O Ecotec vai se beneficiar da cadeia produtiva que já faz da região de São Carlos uma das mais propícias à geração de inovação. Perto dali estão o campus da Universidade Federal de São Carlos, dois campi da Universidade de São Paulo, dois da Universidade Estadual Paulista e duas unidades da Embrapa. Todos acertaram convênios para desenvolver projetos em parceria com as empresas instaladas no parque.
“Em tempos de desaceleração da indústria, projetos colaborativos de pesquisa e desenvolvimento se tornam imprescindíveis para a criação de novos produtos, processos e modelos de negócios mais alinhados com o mercado”, diz Bruna Boa Sorte, diretora do Instituto Inova, que administra o Ecotec.
O jeitinho do interior
Se a esta altura você já ficou com vontade de arrumar as malas, vale considerar uma última questão: a cultura das companhias pode exigir adaptação. Principalmente se o destino for uma cidade mais afastada das regiões metropolitanas. “O interior vem passando por um processo de profissionalização das empresas familiares, inclusive em regiões a mais de 300 quilômetros de São Paulo, que antes não buscavam gente de fora”, diz Camila Sgavioli, sócia da empresa de recrutamento Asap, em São Paulo.
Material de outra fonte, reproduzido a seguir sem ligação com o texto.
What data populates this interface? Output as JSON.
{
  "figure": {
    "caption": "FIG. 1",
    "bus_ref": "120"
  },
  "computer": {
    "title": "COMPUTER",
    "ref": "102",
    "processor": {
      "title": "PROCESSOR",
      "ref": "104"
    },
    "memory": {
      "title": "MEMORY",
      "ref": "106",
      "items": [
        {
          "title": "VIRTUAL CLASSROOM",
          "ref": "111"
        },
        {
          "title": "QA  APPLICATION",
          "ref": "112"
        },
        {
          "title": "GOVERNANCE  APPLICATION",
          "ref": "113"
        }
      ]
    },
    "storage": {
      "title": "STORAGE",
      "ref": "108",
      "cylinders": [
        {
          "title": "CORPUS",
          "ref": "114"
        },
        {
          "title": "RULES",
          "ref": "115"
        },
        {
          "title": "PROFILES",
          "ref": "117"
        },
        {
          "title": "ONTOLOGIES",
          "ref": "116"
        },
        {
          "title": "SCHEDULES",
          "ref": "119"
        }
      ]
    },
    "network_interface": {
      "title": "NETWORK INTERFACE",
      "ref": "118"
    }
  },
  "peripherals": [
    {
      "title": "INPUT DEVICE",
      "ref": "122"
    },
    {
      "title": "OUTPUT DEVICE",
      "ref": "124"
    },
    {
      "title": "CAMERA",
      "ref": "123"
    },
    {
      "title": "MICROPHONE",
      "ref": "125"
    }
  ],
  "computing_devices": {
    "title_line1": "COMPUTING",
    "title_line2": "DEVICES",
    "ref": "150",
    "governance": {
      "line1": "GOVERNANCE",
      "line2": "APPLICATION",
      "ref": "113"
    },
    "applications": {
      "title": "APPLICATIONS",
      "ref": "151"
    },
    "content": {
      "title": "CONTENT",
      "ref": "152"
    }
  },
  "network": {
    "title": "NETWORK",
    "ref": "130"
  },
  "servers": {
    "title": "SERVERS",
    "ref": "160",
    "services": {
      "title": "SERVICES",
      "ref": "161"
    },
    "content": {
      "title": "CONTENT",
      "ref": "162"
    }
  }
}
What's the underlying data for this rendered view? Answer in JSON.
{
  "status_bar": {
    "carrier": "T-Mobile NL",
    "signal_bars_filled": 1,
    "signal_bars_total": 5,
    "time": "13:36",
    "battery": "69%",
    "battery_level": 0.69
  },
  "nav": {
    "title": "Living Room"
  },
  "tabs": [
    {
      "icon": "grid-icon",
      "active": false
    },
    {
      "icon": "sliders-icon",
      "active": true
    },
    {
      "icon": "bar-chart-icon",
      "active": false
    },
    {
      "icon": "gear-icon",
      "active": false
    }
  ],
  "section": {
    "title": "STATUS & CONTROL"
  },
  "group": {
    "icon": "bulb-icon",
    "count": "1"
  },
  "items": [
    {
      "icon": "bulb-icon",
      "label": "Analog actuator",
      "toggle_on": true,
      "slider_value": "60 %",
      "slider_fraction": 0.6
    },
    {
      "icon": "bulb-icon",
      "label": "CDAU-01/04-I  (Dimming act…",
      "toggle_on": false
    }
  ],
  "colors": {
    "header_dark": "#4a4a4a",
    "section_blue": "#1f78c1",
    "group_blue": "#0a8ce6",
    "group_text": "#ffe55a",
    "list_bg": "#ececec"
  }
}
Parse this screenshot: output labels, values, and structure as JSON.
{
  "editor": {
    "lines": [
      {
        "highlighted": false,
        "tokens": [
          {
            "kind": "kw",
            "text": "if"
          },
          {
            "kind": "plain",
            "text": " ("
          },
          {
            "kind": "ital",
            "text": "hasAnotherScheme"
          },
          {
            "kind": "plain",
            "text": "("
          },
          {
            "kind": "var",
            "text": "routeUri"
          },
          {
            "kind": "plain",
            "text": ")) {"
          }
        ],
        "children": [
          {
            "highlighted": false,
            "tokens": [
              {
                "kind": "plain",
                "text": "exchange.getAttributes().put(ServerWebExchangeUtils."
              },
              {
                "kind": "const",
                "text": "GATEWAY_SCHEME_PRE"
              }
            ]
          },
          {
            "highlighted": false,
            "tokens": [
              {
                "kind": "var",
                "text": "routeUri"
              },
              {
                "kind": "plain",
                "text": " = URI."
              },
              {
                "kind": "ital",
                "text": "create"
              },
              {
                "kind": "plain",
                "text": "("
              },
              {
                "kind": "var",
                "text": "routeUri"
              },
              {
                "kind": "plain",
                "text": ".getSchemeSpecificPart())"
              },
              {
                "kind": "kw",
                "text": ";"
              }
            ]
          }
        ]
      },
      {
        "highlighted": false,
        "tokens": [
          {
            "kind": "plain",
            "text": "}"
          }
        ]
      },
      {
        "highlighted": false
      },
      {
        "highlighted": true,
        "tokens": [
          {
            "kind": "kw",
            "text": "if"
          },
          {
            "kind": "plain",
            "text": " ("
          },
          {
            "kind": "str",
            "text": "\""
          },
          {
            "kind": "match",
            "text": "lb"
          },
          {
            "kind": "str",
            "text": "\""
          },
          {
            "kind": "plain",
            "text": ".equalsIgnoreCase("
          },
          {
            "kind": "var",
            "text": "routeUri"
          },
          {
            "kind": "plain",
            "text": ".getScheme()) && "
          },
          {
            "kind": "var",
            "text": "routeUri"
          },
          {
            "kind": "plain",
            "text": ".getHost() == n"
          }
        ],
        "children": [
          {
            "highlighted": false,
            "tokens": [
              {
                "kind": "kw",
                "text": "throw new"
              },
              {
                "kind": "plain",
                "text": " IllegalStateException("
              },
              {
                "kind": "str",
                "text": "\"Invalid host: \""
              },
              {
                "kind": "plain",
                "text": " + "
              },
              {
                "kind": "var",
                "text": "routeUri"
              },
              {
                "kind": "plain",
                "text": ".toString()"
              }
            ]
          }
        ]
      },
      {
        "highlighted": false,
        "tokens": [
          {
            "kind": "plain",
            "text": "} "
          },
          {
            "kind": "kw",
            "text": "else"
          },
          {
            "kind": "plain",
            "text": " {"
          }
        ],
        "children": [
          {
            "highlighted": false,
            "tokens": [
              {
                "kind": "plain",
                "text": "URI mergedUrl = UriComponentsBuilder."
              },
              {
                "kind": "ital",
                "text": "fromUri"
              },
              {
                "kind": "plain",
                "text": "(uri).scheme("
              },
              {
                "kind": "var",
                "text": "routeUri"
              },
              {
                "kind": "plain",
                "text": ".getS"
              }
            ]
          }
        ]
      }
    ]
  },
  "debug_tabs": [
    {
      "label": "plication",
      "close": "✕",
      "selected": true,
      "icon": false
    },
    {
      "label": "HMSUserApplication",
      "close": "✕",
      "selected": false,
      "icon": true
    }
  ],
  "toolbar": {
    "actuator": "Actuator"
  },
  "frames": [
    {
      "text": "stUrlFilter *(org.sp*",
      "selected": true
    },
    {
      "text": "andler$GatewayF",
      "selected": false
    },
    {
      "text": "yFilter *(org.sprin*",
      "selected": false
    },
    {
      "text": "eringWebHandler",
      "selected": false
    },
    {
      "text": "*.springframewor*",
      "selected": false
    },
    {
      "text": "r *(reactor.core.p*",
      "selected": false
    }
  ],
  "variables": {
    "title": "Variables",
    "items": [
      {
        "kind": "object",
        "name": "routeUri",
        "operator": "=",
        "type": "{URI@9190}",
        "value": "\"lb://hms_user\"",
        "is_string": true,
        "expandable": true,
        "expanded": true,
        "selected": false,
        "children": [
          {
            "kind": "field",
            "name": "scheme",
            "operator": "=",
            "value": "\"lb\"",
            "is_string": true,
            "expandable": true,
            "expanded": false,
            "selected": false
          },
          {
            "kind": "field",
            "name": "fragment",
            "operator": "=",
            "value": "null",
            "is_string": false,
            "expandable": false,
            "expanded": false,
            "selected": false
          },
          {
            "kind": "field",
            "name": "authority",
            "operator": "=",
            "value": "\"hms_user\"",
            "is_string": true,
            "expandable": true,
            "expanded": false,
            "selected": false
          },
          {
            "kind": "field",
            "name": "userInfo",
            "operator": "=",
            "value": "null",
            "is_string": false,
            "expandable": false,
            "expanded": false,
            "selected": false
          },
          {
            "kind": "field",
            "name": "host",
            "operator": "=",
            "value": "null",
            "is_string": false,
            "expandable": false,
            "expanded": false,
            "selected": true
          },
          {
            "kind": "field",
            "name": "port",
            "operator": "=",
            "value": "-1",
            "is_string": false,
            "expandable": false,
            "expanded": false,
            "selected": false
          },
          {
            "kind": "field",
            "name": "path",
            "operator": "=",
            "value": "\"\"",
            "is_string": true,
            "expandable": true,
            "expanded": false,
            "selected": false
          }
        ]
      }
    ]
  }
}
Os empresários contratam coaching para desenvolver os funcionários, organizam eventos internos com a presença de profissionais relevantes no mercado, participam de seminários. “É preciso assimilar que a competência técnica exigida é igual à cobrada aqui, mas as relações são diferentes”, afirma Fernando Mantovani, diretor de operações da recrutadora Robert Half, em São Paulo.
“Excesso de velocidade e agressividade, por exemplo, são entendidos como algo ruim. E ouvir uma história pessoal do colega ao lado depois de uma reunião não é perda de tempo — é um indício de que você faz parte do time.” Tem sentido. Para quem quer trocar a saturada capital por uma carreira que contemple realização profissional e pessoal, aprender a tocar a vida de um jeito mais leve não deve ser nenhum sacrifício.